Now the question is, will each state recognize this act in real estate transactions? In these transactions there are multiple entities involved each with it’s own attorneys of whom will make interpretations of the ramifications of this act differently. The act itself says it found no reason that a contract could not be electronically signed but as of yet, in Texas anyway, it is not standard real estate practice. (There are exceptions to this however which I’ll discuss later). Each transaction consists of a title company which insures clear title to a property, a lender, real estate brokers and other ancillary services. Within this group of necessary parties all will have to be on board with an electronic signature. For this reason electronic signatures may not become standard practice at all. Some loan documents require notarization at the close of the transaction meaning the parties are required to sign in person and in front of the notary. Further, in that the title company insures and assures clear title to a property it must be diligent in assuring the proper parties have transferred title. If a simple click transfers title to a property we would have fraudulent transactions running rampant and the title to a property would become useless.
For this reason it is left to each state’s real estate commission to decide if this act is a viable option for consummating a transaction. To my experience when attorneys are involved so too are multiple interpretations of just about any written document or spoken word. And like a jury trial for a murder, if there is a shadow of a doubt, err-ing on the side of caution is usually the outcome. An offer to purchase via the Internet on the other hand is a different story. There are rules in place that will allow for a purchaser or a licensed Realtor to validate an offer to purchase on the net and follow the mouse click up with earnest money in the form of a wire transfer. The UETA will ratify this as as intent to purchase along with any contingencies which may be set forth in the contract. However the electronics end essentially end at that point. The purchaser and seller will still have to sign in person in front of a notary. At some point in the future, if things progress to such measures, we may have finger printing verification so parties abroad may verify identity but that is still a risky proposition.

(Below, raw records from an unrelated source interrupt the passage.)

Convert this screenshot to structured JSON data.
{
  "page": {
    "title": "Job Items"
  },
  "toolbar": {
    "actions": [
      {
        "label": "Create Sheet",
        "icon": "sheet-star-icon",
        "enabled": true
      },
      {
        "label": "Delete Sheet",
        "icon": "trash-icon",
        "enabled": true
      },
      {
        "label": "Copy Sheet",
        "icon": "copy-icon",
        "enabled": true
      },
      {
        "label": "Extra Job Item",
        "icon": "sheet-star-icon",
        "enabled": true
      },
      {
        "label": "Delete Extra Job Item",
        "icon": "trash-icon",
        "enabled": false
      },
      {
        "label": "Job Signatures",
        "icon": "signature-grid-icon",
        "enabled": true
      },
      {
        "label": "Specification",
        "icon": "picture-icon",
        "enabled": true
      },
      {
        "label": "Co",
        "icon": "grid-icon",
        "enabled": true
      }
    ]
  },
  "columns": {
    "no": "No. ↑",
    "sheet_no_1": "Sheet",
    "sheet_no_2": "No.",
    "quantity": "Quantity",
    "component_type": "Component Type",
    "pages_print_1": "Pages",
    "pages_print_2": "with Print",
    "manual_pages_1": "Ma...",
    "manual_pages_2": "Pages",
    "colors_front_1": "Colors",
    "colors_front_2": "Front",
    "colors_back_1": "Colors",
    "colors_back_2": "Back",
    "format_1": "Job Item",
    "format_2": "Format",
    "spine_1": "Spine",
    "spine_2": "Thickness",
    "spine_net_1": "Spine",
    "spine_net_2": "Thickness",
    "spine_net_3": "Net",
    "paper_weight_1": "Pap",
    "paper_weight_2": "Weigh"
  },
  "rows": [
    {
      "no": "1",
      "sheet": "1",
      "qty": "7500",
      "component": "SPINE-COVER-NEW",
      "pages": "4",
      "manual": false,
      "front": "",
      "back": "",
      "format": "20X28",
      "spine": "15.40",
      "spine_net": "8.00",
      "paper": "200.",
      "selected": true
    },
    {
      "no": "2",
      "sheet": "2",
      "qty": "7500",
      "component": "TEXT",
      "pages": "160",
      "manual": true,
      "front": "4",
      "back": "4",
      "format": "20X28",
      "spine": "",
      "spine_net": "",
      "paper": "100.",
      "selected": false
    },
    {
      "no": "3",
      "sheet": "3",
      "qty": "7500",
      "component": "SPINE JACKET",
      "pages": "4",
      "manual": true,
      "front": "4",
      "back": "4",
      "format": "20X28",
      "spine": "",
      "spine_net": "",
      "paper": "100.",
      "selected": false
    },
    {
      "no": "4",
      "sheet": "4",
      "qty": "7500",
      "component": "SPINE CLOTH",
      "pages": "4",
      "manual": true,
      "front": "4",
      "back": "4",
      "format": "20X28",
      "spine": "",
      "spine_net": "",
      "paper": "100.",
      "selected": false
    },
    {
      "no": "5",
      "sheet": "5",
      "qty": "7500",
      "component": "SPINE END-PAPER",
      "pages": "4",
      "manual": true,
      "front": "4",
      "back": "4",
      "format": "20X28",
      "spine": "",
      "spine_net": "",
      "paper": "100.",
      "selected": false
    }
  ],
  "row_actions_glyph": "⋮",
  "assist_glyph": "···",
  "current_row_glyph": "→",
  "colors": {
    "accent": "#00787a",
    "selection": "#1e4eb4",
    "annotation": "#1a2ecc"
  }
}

Interestingly enough, when I was in the title business in the late 1980’s there was talk of putting the closing documents on a disk, sending it to the parties to review, print, sign, and return. This actually was, and is possible as long as the parties find a notary where they are, sign in front them and send back the paperwork. The UETA didn’t really change real estate transactions when all is said and done but it does make it easier to ratify the intention to purchase remotely.